Concepts worth exploring.
Thoughts that didn't justify an entire collection but deserved more than a margin note.
Slowly, notebooks started multiplying.
One for work.
One for notes.
One for learning.
Another for something else.
And despite all the organisation, I felt strangely disorganised.
I also had the growing feeling that beautiful moments were passing through my life without leaving any trace behind.
One day I stopped asking:
"What's the perfect journaling system?"
And started asking:
"What do I actually need?"
The answer turned out to be surprisingly simple.
Not one notebook.
Four.
Not because I wanted complexity.
Because I wanted clarity.
My agenda became Resilience.
The notebook of action and structure.
The place where personal and professional life share the same page and somehow coexist peacefully.

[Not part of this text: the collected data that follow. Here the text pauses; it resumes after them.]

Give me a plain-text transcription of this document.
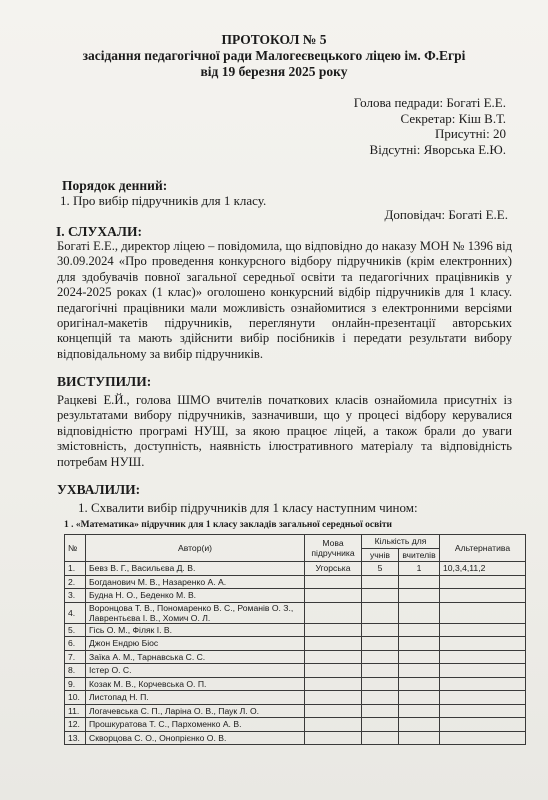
ПРОТОКОЛ № 5
засідання педагогічної ради Малогеєвецького ліцею ім. Ф.Егрі
від 19 березня 2025 року
Голова педради: Богаті Е.Е.
Секретар: Кіш В.Т.
Присутні: 20
Відсутні: Яворська Е.Ю.
Порядок денний:
1. Про вибір підручників для 1 класу.
Доповідач: Богаті Е.Е.
І. СЛУХАЛИ:
Богаті Е.Е., директор ліцею – повідомила, що відповідно до наказу МОН № 1396 від 30.09.2024 «Про проведення конкурсного відбору підручників (крім електронних) для здобувачів повної загальної середньої освіти та педагогічних працівників у 2024-2025 роках (1 клас)» оголошено конкурсний відбір підручників для 1 класу. педагогічні працівники мали можливість ознайомитися з електронними версіями оригінал-макетів підручників, переглянути онлайн-презентації авторських концепцій та мають здійснити вибір посібників і передати результати вибору відповідальному за вибір підручників.
ВИСТУПИЛИ:
Рацкеві Е.Й., голова ШМО вчителів початкових класів ознайомила присутніх із результатами вибору підручників, зазначивши, що у процесі відбору керувалися відповідністю програмі НУШ, за якою працює ліцей, а також брали до уваги змістовність, доступність, наявність ілюстративного матеріалу та відповідність потребам НУШ.
УХВАЛИЛИ:
1. Схвалити вибір підручників для 1 класу наступним чином:
1 . «Математика» підручник для 1 класу закладів загальної середньої освіти
№	Автор(и)	Мова
підручника	Кількість для		Альтернатива
			учнів	вчителів	
1.	Бевз В. Г., Васильєва Д. В.	Угорська	5	1	10,3,4,11,2
2.	Богданович М. В., Назаренко А. А.				
3.	Будна Н. О., Беденко М. В.				
4.	Воронцова Т. В., Пономаренко В. С., Романів О. З.,
Лаврентьєва І. В., Хомич О. Л.				
5.	Гісь О. М., Філяк І. В.				
6.	Джон Ендрю Біос				
7.	Заїка А. М., Тарнавська С. С.				
8.	Істер О. С.				
9.	Козак М. В., Корчевська О. П.				
10.	Листопад Н. П.				
11.	Логачевська С. П., Ларіна О. В., Паук Л. О.				
12.	Прошкуратова Т. С., Пархоменко А. В.				
13.	Скворцова С. О., Онопрієнко О. В.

My journal became Serenity.
The place where I listen to myself without judgement.
Where I write what I feel, think, fear or celebrate.
Structured or unstructured.
Words, prompts or stickers.
Whatever the day requires.
My learning notebook became Lucidity.
A place for connecting ideas.
Books.
Philosophy.
Leadership.
AI.
History.
Anything that sparks curiosity and deserves further thought.
And finally came Horizon.
The notebook that refuses categories.
Books I've read.
Places I've visited.
Films that stayed with me.
Conversations worth remembering.
Experiences that deserve a home.
Are these the perfect notebooks?
Of course not.
What a ridiculous question.
I continue to evolve.
I continue to learn.
I continue to change.
And my system changes with me.
Which brings me to another question I sometimes get asked:
How can someone who works in technology, builds AI tools and spends hours talking about digital transformation still carry paper notebooks, fountain pens and bottles of coloured ink?
The answer is simple.
Technology helps me think faster.
Paper helps me think deeper.
AI helps me explore ideas.
Writing by hand helps me understand them.
And there is something almost magical about the movement of ink across paper.
Not because it slows the world down.
But because it slows me down long enough to hear myself think.